I had thought Summer was deep in discussion with the guy next to her, but when I said this she shrieked with laughter, then giggled a quiet “Sorry” and turned back to the other guy.

“Game on, Kentucky,” Manohar told me. Grinning as if he really did look forward to the game (that made one of us), he shrugged one strap of his backpack over his shoulder and walked out.

Isabelle had finally left Hunter’s side. I hefted my bulging book bag and walked the length of the table. Hunter sat in his mighty chair like the head of the table rather than the foot, writing on his copy of my story. As I approached, he looked up and offered it to me. He didn’t smile as he said, “Hullo, Miss Blackwell.”

Taking the story from him, I noticed for the first time that his five-o’clock stubble glinted golden on his hard chin. I croaked, “Hullo, Hunter.”

He smiled then, the charismatic smile I recognized from school. “Thanks for not blowing my cover about being from Louisville. I told my roommates I’m from Long Island.”

“Why?” I asked. ’Cause that is kind of strange, considering that you have stolen my Louisville horse farm, I wanted to add. I traced the S from INTERNSHIP with my fingertip on the thigh of my jeans and kept my mouth shut.

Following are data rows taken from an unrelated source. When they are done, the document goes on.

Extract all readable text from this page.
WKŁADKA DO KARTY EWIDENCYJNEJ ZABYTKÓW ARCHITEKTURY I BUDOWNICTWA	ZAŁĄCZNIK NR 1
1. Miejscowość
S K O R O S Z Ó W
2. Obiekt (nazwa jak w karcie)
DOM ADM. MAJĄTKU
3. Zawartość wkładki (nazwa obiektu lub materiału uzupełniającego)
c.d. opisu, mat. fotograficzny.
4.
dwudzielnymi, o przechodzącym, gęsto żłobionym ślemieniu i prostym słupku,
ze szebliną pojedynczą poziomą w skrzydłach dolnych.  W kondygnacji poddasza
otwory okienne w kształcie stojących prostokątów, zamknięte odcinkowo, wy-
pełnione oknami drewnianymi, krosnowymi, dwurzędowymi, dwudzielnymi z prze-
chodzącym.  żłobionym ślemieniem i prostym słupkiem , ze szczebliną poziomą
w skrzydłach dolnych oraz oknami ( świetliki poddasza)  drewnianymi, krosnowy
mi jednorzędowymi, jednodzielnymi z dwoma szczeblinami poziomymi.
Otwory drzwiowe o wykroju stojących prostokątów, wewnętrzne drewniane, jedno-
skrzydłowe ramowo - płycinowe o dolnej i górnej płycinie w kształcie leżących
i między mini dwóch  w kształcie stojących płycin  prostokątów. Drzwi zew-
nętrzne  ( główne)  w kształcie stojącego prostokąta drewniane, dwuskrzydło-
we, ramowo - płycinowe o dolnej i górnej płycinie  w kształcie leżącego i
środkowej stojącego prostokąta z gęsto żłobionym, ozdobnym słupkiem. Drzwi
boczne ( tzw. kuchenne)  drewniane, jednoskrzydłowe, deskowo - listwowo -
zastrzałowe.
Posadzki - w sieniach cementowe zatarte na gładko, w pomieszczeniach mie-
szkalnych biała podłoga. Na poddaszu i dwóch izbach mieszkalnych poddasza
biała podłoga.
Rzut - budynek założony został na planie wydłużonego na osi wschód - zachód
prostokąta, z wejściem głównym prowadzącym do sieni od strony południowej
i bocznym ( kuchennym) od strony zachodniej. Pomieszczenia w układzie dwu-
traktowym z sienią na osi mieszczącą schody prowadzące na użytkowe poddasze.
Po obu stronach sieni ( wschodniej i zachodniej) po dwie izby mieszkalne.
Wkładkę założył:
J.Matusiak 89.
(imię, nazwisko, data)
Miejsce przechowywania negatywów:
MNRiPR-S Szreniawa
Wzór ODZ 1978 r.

“Because people here think that the South is stupid,” he said. “Besides, I really am from Long Island.”

I frowned at him and turned around to make sure everyone else in the room had left. Only Summer waited for me outside the door, leaning against the frame and talking to Brian. I faced Hunter again and said softly, “You moved from Long Island to Kentucky before the seventh grade.”

“I never felt like I belonged there.”

Until now. There was so much irony in the unspoken words between us. Somehow I had to step past it and connect with him.

“I overheard you complaining about your calculus instructor,” I said. “As long as you’re rearranging your schedule, maybe you could transfer into my class. I have to go to work now, so I can’t stay and tell you about it—”

This was a flimsy excuse. It would have taken me an additional thirty seconds to give him my instructor’s name and class time.

“—but I take a break at nine. If you want to come by, I’d be glad to talk with you. I’m at the coffee shop on the corner of—”

He nodded. “I know the one. I’ve seen you there. I’ll come by at nine.”

He’d seen me there? I hadn’t seen him since graduation night, when he and my grandmother delivered the blow.

I wanted so badly to slap him. Or kiss him. But there was no physical show of the emotion passing between us, layer upon layer, the upper strata putting the lower ones under enormous pressure. I simply turned and left the classroom, “Almost a Lady” flopping about in front of me.

But I would need to mine those layers when I met him alone. I had to shut him up before he said anything about me and my stable boy to Gabe. I could not let Hunter Allen ruin my life.

Again.

3

“I can’t believe you!” Summer exclaimed.

“Really?” I gave her a wary glance as I passed her in the hallway outside the classroom. I hoped she would follow me down the stairs. Brian had disappeared, but Hunter, sitting at the foot of the table, could still hear us.

“Yes, really!” She followed me down the stairs. “You are an attack dog. I’ve seen you in action. I’ll never forget how you barked at that cabdriver the other day.”

“You have to bark at cabdrivers or they’ll take advantage of you.” Actually, I had never talked to a cabdriver before, because I’d never had the money to take a cab. But right after I’d met Summer four days ago, I’d agreed to splurge and share a cab to MoMA with her, and ended up arguing with the cabbie about the expensive fare. Ever since, I had wished for that money back.